Both of the younger singers in "Come on Children" expressed regret that -- like a lot of people their ages -- they never considered Jackson a major influence, not realizing her songs are still a cornerstone of modern gospel music and many church services.

"I just didn't think she had much to do with my generation, but I realize now how wrong I was," said Hughes. "Even beyond her gift as a singer, I've developed an appreciation for how strongly she established herself as an African-American woman and stood by her convictions."

Said Hurst, a student at St. Paul Conservatory for Performing Artists, "When I started looking her up and researching her music, it sounded very familiar. I knew her music, I just didn't know it was hers."

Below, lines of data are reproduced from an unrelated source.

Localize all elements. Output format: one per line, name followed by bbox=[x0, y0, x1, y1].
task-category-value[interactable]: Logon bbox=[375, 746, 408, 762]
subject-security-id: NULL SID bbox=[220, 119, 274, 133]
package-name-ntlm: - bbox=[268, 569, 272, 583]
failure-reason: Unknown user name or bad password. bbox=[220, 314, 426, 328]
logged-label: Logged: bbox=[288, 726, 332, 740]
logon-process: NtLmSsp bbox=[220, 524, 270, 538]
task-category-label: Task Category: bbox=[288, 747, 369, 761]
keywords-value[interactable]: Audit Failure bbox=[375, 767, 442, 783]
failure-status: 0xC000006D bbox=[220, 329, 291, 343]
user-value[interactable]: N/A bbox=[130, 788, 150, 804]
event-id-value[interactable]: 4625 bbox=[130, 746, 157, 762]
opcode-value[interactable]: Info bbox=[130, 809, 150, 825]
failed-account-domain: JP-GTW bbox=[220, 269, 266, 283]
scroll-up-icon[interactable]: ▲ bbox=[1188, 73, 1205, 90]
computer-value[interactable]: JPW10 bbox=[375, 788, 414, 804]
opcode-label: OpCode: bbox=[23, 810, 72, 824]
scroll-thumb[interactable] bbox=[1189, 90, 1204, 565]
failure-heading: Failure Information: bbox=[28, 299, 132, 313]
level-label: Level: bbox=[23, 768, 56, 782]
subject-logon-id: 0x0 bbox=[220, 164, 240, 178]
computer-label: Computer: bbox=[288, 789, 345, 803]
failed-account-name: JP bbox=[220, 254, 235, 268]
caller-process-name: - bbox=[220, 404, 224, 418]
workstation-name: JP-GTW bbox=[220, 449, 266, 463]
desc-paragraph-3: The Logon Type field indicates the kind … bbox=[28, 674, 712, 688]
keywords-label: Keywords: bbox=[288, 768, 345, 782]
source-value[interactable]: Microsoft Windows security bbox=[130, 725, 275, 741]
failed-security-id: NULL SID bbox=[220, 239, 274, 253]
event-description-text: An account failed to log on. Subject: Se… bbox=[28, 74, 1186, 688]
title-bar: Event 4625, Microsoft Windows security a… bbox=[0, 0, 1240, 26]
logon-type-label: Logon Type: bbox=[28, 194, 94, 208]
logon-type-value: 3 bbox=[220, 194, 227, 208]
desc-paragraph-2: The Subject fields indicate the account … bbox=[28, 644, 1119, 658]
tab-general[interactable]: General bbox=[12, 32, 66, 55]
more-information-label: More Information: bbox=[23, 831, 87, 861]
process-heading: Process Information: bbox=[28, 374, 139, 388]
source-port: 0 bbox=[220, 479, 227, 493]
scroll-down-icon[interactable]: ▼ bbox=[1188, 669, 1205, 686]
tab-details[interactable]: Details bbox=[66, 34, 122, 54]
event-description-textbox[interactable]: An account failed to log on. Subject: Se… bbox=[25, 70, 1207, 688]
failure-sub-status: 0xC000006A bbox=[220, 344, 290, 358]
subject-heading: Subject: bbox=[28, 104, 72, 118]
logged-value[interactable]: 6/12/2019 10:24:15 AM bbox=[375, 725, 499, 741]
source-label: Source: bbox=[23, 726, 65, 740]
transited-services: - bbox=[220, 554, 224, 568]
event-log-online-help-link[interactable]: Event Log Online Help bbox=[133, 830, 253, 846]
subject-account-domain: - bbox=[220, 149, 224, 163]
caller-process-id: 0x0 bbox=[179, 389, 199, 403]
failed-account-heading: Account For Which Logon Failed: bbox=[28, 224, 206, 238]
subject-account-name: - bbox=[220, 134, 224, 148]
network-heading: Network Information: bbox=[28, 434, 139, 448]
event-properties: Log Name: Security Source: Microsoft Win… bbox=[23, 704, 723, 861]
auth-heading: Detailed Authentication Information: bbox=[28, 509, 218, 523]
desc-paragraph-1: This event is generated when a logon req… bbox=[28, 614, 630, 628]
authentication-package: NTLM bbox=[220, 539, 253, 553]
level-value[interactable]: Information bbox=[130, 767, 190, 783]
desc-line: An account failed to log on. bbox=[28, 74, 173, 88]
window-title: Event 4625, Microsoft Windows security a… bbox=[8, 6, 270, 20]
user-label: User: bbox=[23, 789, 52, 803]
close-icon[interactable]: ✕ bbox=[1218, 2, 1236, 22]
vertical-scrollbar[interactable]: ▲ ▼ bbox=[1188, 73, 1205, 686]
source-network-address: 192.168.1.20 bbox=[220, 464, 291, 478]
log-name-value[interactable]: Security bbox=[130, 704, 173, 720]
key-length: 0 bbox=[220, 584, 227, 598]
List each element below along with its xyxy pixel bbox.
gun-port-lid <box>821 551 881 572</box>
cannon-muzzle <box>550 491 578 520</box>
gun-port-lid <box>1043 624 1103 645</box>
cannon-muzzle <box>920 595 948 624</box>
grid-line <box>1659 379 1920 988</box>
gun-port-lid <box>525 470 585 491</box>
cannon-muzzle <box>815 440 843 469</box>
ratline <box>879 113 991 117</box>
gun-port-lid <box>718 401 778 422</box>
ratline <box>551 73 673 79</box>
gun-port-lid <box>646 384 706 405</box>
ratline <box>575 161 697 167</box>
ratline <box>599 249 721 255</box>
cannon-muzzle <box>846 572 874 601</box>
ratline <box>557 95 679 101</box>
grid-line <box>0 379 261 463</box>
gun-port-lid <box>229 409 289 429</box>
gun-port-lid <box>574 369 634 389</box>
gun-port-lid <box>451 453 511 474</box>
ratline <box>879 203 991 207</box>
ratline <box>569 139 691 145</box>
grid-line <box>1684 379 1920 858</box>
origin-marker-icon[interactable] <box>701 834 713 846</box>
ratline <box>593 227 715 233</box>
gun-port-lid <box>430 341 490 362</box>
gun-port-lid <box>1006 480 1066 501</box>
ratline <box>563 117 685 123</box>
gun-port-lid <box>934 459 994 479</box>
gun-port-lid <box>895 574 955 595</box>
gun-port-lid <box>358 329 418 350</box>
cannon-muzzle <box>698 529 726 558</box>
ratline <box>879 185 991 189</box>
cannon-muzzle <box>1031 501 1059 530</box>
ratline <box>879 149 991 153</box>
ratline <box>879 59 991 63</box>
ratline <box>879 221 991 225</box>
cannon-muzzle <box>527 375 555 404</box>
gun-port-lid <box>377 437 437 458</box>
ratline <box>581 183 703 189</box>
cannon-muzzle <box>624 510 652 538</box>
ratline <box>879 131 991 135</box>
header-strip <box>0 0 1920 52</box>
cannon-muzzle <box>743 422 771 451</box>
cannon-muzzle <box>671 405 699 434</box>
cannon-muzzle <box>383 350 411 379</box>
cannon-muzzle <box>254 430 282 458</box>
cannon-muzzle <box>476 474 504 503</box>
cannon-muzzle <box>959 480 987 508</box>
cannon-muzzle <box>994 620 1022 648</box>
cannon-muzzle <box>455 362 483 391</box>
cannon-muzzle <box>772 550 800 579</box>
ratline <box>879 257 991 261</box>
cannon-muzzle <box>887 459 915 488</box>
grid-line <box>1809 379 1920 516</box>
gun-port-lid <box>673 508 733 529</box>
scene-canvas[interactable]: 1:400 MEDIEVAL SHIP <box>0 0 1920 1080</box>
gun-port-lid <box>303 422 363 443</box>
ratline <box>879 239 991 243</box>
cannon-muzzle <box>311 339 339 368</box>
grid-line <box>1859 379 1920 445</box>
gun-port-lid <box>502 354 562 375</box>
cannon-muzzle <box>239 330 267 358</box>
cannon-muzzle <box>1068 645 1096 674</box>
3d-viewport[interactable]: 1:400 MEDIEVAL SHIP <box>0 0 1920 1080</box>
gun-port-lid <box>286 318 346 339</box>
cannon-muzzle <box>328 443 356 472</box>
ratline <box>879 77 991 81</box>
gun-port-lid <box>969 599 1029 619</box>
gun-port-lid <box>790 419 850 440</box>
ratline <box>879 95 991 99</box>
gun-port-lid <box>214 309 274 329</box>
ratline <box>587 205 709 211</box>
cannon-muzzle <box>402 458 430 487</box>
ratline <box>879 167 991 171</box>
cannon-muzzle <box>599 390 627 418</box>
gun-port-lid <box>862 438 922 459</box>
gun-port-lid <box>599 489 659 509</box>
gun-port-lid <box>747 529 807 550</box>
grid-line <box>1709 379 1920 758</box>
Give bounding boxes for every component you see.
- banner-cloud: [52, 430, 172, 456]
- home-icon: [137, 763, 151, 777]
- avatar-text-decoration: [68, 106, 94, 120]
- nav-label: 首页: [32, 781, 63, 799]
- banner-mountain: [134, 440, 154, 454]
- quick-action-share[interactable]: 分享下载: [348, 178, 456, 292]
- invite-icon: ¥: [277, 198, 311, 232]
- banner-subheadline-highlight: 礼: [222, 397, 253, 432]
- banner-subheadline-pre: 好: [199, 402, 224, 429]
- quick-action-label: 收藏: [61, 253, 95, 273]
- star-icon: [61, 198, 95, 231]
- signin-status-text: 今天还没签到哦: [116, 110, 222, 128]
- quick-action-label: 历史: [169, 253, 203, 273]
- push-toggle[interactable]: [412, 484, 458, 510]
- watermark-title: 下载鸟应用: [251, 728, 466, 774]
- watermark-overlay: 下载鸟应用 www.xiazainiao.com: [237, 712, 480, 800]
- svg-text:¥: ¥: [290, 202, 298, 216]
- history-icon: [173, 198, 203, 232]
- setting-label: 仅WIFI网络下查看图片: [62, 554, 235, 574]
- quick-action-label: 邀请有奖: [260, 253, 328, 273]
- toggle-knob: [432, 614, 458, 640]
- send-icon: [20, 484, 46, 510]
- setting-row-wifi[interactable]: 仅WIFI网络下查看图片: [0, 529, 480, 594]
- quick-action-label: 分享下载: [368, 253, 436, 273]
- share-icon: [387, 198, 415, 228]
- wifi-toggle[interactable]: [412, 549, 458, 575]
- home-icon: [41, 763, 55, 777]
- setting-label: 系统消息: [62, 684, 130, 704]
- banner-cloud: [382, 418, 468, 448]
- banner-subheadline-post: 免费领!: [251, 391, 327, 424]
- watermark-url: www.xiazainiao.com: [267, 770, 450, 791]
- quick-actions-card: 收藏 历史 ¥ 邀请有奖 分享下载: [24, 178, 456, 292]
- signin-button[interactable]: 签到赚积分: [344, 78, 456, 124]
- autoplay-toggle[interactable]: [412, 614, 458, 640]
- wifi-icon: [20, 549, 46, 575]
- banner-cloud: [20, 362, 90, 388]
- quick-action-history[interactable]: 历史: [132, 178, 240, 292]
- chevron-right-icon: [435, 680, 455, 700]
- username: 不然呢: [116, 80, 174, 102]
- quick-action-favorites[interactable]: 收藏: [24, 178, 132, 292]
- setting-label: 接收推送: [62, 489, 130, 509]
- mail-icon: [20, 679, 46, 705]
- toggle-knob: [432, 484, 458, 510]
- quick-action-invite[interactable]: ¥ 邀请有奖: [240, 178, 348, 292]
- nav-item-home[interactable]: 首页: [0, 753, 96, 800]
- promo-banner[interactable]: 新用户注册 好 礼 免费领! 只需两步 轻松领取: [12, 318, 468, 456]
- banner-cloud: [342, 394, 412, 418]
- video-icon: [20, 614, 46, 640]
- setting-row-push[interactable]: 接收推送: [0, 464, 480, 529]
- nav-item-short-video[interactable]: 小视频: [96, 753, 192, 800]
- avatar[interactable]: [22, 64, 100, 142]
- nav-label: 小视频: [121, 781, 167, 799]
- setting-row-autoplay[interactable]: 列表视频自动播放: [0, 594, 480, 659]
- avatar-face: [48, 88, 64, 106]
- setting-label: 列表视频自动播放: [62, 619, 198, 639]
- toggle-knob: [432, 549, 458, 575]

As for Steele, she has been familiar with Sister Mahalia since age 5, when her gospel-singing family performed with Jackson and the Blind Boys of Alabama at a concert in the Steeles' native city of Gary, Ind.

"I can still remember her holding my baby sister Jevetta in her arms and treating her so sweetly, probably because she never had children herself," Jearlyn said.

Steele has experience performing in a Mahalia tribute: She starred in the 1994 production "Mahalia" at Old Log Theater. Still, she believes this show is groundbreaking.

"Her life story is about perseverance, which is something we can all learn from right now," Steele said.

"Even with all of the hatred she faced in her life as an African-American -- and all of the injustice she faced just as a woman in business for herself -- she soldiered on. Whenever she could, she would insist on doing things her way."

Which is to say nothing of the landmark music she left behind. Though many of her recordings are nothing more than her voice and a piano, they still rock harder than a front-row seat at a Metallica concert.

Said Moore, who is also the music director at Fellowship Missionary, "her rhythmic patterns were really innovative and ahead of her time. That's probably the hardest challenge we face musically."

For Steele, though, the challenge is much greater.

"Too many people have forgotten Mahalia," she said. "We need to change that."